A tip of the hat to The Donald for some good news in today’s Times:
President Trump has won a surprise victory on prison reform after hardline Republicans in the Senate relented to support a criminal justice bill that is expected substantially to reduce the number of prisoners.
The bipartisan First Step Act, expected to be signed into law this week, will end the “three strikes” policy, a Clinton-era law under which anyone convicted of three serious offences was jailed for life. The penalty will now be 25 years.
America’s incarceration rate is the highest in the world. Although the country has just over 4 per cent of the world’s population, it houses 22 per cent of the world’s prisoners.
Since federal sentencing guidelines were introduced in 1984, the number of prisoners has ballooned from 24,640 to more than 180,000. The Congressional Budget Office states that the reformed system could reduce jail sentences by a total 53,000 years over the next decade. Critics of the old policy argued that it was applied disproportionately to African Americans and some studies found that it failed to deter offenders.
The bill will expand programmes to reintegrate ex-convicts after release and grant relief to non-violent offenders. Prisoners jailed for drug crimes who were affected by the different mandatory sentences relating to crystallised crack cocaine and the drug in powder form will have the chance to have their cases reviewed.
From 1986 until 2010, federal policy enforced more punitive sentencing for crack cocaine than the powder form. Selling five grams of crack was punishable by a minimum of five years in jail, while the same sentence was imposed for possessing 500 grams of the powder.

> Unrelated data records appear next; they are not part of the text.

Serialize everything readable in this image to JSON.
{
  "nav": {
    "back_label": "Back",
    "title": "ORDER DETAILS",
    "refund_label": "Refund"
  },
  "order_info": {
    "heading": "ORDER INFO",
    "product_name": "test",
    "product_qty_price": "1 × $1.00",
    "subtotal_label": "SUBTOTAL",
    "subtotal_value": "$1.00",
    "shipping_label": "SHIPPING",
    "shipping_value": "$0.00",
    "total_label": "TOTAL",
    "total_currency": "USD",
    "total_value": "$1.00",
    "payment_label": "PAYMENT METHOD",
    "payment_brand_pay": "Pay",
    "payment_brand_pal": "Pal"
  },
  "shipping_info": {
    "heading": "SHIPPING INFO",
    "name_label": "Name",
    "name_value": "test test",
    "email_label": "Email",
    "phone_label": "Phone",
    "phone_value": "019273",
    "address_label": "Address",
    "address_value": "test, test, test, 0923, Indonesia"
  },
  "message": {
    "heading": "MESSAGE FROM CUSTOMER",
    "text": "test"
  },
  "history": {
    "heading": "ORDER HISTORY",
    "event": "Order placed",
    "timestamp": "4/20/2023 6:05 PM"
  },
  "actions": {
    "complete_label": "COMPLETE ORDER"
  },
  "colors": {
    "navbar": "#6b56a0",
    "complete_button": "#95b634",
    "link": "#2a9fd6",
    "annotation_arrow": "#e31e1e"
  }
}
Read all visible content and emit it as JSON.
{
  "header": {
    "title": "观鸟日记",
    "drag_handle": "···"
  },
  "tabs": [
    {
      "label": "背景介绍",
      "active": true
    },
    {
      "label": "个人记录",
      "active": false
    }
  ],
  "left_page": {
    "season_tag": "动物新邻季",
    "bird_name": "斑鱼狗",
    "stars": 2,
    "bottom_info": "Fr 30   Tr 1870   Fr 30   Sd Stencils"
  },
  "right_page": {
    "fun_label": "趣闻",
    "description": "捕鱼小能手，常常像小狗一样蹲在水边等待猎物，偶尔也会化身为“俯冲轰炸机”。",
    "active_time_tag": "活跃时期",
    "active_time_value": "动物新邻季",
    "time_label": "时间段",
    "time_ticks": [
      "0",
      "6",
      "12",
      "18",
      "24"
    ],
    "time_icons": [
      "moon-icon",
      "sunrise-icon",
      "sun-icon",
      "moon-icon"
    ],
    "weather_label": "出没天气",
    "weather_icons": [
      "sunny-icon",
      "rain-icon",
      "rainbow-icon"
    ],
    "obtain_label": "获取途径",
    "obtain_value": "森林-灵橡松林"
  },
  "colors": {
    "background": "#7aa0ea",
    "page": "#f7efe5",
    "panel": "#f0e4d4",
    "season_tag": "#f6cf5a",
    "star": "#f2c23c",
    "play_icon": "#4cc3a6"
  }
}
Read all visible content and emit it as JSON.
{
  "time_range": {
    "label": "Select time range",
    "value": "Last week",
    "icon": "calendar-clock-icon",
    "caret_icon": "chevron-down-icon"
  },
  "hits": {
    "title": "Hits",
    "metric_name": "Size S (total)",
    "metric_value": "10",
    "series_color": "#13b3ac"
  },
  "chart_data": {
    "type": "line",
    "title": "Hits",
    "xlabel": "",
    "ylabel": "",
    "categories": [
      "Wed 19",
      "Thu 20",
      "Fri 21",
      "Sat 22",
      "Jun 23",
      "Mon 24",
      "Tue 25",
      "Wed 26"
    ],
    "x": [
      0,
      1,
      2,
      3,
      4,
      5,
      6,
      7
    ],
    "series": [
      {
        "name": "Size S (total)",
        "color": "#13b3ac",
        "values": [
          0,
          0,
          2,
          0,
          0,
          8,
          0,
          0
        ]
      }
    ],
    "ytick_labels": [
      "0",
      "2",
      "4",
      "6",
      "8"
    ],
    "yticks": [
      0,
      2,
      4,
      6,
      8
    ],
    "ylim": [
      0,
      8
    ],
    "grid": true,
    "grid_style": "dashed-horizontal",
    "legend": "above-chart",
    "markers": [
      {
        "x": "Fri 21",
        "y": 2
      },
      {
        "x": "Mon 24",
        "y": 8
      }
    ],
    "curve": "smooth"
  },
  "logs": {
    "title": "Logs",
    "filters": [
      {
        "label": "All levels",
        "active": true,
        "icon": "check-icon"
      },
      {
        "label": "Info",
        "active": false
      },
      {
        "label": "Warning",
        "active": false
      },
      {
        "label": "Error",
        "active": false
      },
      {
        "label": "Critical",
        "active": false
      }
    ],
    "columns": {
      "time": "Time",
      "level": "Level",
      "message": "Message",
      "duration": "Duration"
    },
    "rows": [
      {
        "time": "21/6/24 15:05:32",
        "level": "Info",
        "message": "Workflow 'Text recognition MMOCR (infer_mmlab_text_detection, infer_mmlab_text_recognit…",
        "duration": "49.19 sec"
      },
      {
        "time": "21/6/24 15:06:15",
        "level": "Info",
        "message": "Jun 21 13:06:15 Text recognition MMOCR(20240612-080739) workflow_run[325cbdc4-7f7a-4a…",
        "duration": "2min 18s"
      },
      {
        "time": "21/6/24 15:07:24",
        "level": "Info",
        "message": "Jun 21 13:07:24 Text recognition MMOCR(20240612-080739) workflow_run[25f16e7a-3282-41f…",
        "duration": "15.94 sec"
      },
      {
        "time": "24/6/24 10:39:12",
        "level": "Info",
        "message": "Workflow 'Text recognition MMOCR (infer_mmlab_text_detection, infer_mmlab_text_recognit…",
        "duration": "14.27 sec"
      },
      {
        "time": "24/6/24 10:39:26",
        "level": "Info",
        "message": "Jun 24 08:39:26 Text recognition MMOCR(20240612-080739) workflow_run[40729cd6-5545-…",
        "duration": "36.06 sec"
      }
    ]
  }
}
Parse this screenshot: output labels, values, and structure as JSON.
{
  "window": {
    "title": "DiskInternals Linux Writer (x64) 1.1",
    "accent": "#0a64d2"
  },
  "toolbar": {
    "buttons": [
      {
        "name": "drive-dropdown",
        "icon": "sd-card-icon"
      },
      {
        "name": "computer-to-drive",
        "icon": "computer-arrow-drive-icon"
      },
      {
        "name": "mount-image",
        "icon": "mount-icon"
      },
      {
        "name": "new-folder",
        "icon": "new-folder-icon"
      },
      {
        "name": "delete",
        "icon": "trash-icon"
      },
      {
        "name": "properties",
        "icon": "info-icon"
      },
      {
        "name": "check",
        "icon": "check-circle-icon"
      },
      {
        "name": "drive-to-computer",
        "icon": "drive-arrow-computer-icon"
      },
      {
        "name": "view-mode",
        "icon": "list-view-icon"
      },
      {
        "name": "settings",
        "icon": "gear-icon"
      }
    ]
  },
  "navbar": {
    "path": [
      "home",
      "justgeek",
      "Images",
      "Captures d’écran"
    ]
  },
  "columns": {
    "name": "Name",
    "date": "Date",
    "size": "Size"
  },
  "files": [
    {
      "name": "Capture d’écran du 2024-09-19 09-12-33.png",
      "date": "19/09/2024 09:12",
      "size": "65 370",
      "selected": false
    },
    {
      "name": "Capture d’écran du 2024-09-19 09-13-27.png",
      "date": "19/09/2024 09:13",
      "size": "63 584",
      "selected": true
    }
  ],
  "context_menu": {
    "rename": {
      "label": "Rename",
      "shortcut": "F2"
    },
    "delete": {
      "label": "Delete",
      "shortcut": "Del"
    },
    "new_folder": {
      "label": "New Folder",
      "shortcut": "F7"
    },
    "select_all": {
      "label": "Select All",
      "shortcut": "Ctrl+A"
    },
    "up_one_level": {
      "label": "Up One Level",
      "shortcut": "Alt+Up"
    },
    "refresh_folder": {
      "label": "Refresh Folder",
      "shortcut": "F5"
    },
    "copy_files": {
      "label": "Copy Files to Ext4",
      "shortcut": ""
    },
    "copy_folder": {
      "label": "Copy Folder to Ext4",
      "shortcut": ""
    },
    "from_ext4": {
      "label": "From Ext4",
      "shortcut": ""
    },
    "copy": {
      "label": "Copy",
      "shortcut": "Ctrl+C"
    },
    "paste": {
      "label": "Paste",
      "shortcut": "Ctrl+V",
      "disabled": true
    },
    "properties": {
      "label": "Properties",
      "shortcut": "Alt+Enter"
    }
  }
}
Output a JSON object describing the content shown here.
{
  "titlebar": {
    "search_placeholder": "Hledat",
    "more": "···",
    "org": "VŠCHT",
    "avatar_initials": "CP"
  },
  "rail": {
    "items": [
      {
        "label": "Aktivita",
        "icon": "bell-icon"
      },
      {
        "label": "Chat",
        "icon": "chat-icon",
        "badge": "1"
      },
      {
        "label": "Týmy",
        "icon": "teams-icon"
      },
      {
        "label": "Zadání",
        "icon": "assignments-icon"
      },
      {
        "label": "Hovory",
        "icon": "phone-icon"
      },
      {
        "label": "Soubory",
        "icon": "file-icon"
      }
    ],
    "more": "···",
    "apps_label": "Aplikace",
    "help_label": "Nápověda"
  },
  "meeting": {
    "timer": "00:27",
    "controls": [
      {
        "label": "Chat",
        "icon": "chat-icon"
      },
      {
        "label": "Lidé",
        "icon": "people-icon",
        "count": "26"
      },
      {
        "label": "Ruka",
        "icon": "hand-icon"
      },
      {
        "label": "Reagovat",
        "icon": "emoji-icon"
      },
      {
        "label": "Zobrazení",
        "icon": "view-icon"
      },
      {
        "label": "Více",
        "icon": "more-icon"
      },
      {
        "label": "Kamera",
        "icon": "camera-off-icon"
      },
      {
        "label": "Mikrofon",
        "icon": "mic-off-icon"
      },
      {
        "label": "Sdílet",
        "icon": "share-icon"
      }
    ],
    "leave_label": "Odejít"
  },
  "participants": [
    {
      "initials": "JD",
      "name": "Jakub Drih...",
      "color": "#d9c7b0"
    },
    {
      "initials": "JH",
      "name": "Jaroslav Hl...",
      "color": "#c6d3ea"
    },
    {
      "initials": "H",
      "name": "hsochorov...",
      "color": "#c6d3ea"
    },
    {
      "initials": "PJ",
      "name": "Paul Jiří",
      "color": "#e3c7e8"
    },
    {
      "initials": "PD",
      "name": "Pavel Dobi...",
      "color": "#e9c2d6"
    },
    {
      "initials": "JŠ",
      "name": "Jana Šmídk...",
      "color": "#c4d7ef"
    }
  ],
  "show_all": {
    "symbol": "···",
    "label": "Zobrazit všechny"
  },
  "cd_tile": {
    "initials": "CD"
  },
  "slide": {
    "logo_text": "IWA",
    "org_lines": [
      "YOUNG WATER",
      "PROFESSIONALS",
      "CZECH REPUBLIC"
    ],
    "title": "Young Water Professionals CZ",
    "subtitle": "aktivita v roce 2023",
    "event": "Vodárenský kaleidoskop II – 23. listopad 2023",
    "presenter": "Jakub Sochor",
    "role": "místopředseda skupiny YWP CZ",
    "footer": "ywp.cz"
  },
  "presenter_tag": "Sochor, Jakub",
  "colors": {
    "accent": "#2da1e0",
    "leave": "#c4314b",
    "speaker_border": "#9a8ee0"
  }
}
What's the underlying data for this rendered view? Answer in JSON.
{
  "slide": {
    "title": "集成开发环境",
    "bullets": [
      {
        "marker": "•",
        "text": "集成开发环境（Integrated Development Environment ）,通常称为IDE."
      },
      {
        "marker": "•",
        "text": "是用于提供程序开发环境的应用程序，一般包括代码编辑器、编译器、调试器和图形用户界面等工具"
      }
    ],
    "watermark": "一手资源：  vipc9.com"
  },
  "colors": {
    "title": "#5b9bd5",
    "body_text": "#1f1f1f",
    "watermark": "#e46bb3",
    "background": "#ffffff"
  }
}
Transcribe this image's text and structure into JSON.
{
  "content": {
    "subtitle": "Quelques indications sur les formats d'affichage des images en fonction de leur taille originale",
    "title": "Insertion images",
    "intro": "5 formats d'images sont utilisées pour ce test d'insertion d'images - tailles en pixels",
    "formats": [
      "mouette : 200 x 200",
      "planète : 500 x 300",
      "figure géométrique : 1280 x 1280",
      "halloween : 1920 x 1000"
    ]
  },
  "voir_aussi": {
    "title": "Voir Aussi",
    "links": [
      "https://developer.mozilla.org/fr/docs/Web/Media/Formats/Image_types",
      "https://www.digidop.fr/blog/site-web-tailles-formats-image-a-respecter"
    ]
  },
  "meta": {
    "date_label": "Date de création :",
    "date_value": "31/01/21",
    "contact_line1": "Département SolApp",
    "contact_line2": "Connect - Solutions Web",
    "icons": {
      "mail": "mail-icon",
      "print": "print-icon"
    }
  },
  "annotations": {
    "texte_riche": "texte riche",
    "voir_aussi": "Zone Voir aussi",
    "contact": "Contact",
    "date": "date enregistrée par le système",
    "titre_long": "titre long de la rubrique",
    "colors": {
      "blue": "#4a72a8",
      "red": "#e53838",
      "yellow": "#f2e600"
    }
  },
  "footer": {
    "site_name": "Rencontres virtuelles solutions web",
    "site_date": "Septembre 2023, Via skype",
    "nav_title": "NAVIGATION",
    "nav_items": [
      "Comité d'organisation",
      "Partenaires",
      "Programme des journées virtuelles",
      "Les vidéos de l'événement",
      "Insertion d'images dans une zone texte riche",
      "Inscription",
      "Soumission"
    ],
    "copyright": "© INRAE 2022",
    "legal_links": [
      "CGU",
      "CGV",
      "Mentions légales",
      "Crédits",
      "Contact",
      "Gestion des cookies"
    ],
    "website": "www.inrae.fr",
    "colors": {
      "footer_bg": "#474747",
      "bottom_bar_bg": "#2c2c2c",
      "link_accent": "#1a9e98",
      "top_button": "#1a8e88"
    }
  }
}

The bill had the backing of people as disparate as Kim Kardashian West, the reality TV star, and the Koch brothers, the billionaire conservatives. An unlikely coalition of activists from the left and right joined to lobby for its passage.
Ultimately it was pressure from the White House that prompted Mitch McConnell, the Republican senate majority leader, to bring the First Step Act for a vote on the chamber floor, where it was passed late on Tuesday by 87 to 12.
Even last month Mr McConnell had been reluctant to bring the bill forward for a vote, saying that he would rather use the time remaining in the legislative session to confirm judges.
The Senate leader usually agrees with hardline Republicans, who claim that there is no need for prison reform, saying that changes would affect their reputation as being tough on crime.
Last week, however, Mr McConnell relented on the Senate floor “at the request of the president and following improvements to the legislation secured by several members”.
Mr Trump announced his support for the bill at a press conference last month. “It’s the right thing to do,” he said.
Despite trying to present himself as being tough on crime, Mr Trump was swayed by Jared Kushner, his son-in-law and senior adviser, who strongly supported the bill.
After the successful Senate vote, Mr Trump tweeted: “America is the greatest Country in the world and my job is to fight for ALL citizens, even those who have made mistakes. Congratulations to the Senate on the bi-partisan passing of a historic Criminal Justice Reform Bill.
“This will keep our communities safer, and provide hope and a second chance, to those who earn it. In addition to everything else, billions of dollars will be saved. I look forward to signing this into law!”